WASHINGTON (AP) – On behalf of the United States, President Barack Obama filed for Chapter 7 bankruptcy today, stating that the nation was “completely incapable” of paying back the enormous debts that it has accumulated.
“We were barely hanging on,” said Obama “then I guess I got a little crazy – spent three and a half trillion dollars that I didn’t have. Now my accountant says I have no choice but to liquidate. Got some cool cars and a couple banks out of it, but looking back, I’m not sure it was worth it.”
Part of the problem was that 48% of Americans sent teabags to the IRS this year instead of paying their income taxes. Unfortunately, this was the productive 48% of the country that works hard, runs businesses, creates jobs, and earns a profit.
“Although the other 52% of the country DID send in their 1040’s,” noted Obama, “it was all ‘tax-credit’ this, and ‘exemption’ that, and ‘I’m old! Gimme money!’. Cost us billions in refunds, which only made the situation worse.”

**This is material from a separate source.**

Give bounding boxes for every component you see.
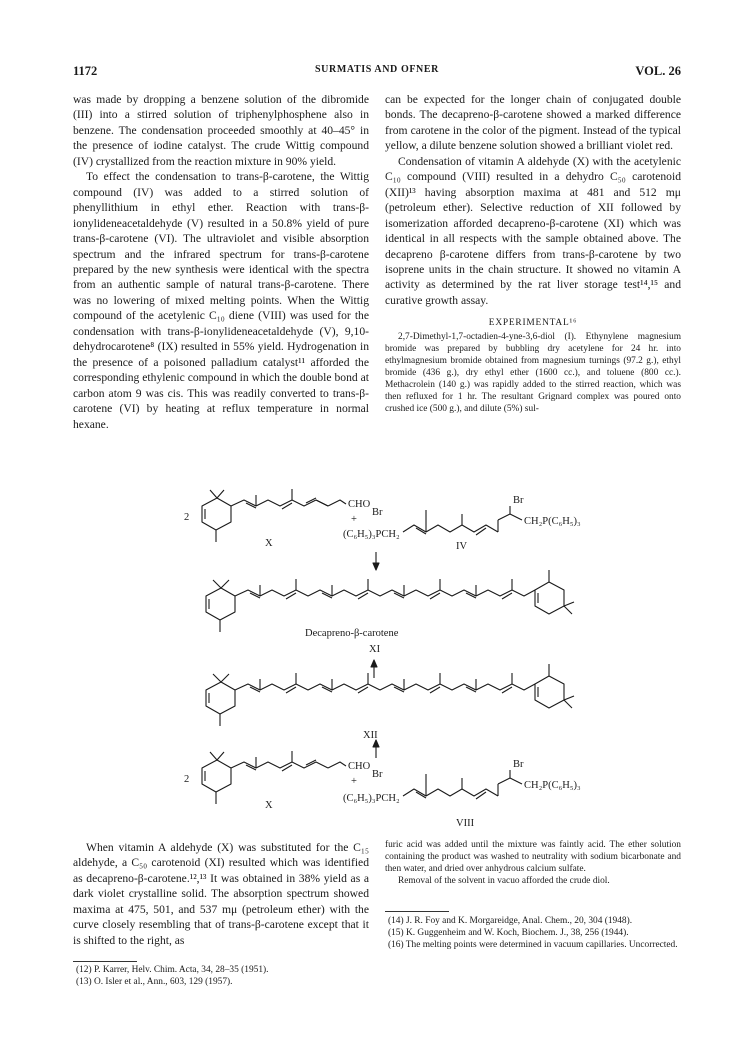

“We probably could’ve held out for a bit longer, because I finally got Daschle to pay up,” mused the President, “but then I spent that on an Air Force One photo-op over New York City. In retrospect, I probably should’ve just turned Malia loose with a copy of Photoshop and called it good.”
As a gesture of international good will, the US will be returning some territory to its original owners.
“Mexico will get back all the land we picked up from them in 1848,” said Obama. “Which is fine, since now it’s mostly waterless desert full of rattlesnakes and hippies. Good riddance, I say. Although good luck trying to take back Texas.”
“Fortunately we kept the receipt for the Louisiana purchase, and we’re hoping France will give is our money back. We might only get a partial refund, though, since New Orleans is still a little damp & mildewy”.